What makes your income “fair” is not that it matches some arbitrary economic benchmark (e.g., some fixed “share” of income going to capital and labor, as Pearlstein seems to endorse) — what makes it fair is that it is the product of an objective process: the free, uncoerced, voluntary judgment of market participants.

Contrast that with the approach implied by Pearlstein’s argument: a group of bureaucrats will get together, decide those voluntary decisions are “unfair,” and coercively seize and distribute people’s wealth so that it conforms to theirs, the bureaucrats’, feelings about what is “fair.”
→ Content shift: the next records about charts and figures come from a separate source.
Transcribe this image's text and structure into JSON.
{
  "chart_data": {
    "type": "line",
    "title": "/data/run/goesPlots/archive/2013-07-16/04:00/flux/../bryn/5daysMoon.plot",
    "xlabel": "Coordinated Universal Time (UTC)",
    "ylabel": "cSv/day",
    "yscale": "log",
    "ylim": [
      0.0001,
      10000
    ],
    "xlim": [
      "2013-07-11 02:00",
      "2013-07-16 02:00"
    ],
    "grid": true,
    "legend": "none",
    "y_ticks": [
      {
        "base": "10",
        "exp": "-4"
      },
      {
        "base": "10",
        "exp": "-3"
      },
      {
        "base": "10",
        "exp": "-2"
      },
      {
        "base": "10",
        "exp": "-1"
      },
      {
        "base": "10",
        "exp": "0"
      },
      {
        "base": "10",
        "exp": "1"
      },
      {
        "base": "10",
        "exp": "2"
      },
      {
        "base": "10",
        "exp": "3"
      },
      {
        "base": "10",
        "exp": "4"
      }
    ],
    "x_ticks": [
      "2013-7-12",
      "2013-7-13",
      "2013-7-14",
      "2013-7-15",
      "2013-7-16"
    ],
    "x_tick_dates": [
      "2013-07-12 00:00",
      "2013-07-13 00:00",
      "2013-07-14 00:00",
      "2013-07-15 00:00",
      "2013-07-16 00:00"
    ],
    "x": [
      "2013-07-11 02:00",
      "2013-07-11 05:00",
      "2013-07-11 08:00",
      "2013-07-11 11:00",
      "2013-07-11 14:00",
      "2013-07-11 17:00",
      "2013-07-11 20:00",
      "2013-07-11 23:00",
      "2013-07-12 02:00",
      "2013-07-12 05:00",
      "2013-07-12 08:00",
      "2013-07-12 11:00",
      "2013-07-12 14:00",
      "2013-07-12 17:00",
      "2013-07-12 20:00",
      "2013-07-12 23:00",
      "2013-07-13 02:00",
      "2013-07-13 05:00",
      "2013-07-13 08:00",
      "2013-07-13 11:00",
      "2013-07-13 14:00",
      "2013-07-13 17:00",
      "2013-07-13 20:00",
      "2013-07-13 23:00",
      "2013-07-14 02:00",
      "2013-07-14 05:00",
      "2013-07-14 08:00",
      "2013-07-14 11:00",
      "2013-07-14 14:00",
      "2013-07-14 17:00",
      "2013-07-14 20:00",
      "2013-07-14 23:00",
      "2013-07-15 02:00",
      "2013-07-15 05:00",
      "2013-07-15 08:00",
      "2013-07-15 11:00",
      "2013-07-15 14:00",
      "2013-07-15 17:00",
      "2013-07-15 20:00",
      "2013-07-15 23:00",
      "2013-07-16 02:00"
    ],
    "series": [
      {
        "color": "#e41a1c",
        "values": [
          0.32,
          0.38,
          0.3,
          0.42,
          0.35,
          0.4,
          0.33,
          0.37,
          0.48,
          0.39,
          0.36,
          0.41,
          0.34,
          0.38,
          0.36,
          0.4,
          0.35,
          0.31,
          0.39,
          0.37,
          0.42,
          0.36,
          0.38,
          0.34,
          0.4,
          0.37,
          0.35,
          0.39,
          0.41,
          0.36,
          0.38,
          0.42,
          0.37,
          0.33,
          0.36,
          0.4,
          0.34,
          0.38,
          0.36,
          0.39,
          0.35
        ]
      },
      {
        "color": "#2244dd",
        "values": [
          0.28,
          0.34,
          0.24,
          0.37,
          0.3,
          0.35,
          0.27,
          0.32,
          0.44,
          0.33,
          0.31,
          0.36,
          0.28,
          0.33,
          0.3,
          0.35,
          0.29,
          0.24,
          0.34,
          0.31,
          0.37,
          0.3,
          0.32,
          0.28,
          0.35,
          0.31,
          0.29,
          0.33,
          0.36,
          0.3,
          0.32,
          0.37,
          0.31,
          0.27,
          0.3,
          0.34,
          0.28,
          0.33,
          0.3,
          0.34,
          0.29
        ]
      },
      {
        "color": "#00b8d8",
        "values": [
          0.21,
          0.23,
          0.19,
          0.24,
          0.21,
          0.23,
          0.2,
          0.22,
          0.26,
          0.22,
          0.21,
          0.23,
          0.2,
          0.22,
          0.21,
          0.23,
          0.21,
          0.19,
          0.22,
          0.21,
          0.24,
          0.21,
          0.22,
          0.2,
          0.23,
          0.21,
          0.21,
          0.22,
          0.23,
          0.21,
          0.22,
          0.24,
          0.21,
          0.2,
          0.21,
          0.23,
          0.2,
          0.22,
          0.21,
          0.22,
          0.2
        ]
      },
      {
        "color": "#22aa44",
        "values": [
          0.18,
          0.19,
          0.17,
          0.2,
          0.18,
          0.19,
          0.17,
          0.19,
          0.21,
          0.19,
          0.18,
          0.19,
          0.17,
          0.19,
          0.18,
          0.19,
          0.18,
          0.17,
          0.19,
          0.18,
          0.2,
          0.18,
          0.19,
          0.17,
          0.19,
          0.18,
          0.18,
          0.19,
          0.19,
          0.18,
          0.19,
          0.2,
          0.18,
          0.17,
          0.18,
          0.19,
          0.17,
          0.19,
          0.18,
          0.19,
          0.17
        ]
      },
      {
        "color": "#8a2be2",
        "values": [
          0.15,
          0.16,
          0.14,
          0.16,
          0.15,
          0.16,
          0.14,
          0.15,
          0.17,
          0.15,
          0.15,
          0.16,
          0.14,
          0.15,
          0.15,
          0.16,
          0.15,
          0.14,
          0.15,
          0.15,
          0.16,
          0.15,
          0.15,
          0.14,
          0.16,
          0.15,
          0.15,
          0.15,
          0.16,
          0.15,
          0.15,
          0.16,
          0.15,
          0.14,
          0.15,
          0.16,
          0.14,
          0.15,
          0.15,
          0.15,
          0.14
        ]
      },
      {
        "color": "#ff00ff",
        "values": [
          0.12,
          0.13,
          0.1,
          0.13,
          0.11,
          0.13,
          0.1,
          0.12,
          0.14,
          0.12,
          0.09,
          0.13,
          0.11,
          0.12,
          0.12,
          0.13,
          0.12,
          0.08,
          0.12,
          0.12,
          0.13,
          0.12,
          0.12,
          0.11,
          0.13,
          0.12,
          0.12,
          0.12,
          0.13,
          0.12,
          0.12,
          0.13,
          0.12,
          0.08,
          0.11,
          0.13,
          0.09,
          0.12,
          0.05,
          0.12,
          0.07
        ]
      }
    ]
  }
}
What’s especially revealing about this argument is Pearlstein’s concession that if a person could claim to have earned his income, then it would be a moral travesty to take it and hand it over to people who didn’t earn it. And on that point he is absolutely right.

But Pearlstein aside, there is a legitimate question: how do market participants assess others’ productive contribution in a complex, division of labor economy? How does a board of directors assess the contribution of the CEO and other high level executives? How do managers assess the productive contribution of their employees?

It ain’t easy. They have to have a lot of knowledge about their company, all of the people involved, how many others in the labor market have the skills and aptitudes necessary to do the various kinds of work, to name just a scant few factors.

Do they always get it right? Of course not. But what’s unique about capitalism is that market forces reward people for good decisions and punish them for bad decisions: companies that pay people too little see good employees head for greener pastures; companies that pay people too much see their resources depleted relative to competitors. As a result, there is a tendency in a market for income to reflect productivity.

And if it is challenging for someone to assess the productive contribution of people within his own company, it is virtually impossible for a complete outsider to do so. What does Larry Ellison contribute to Oracle? How much value does he bring to the table? That’s a Herculean question for Oracle’s board of directors to answer, and it’s ludicrous to expect—as critics of market outcomes such as Pearlstein often do — that someone not deeply familiar with Oracle and its industry should be able to answer it.

The majesty of capitalism is that it doesn’t matter. Why not? Because “we” aren’t the one’s paying Ellison’s salary. Oracle’s shareholders are, and if an individual shareholder thinks Ellison is overpaid, he is free to sell his shares. The fairness of Ellison’s pay is not anyone’s to decide but his and those who voluntarily choose to pay him (or not).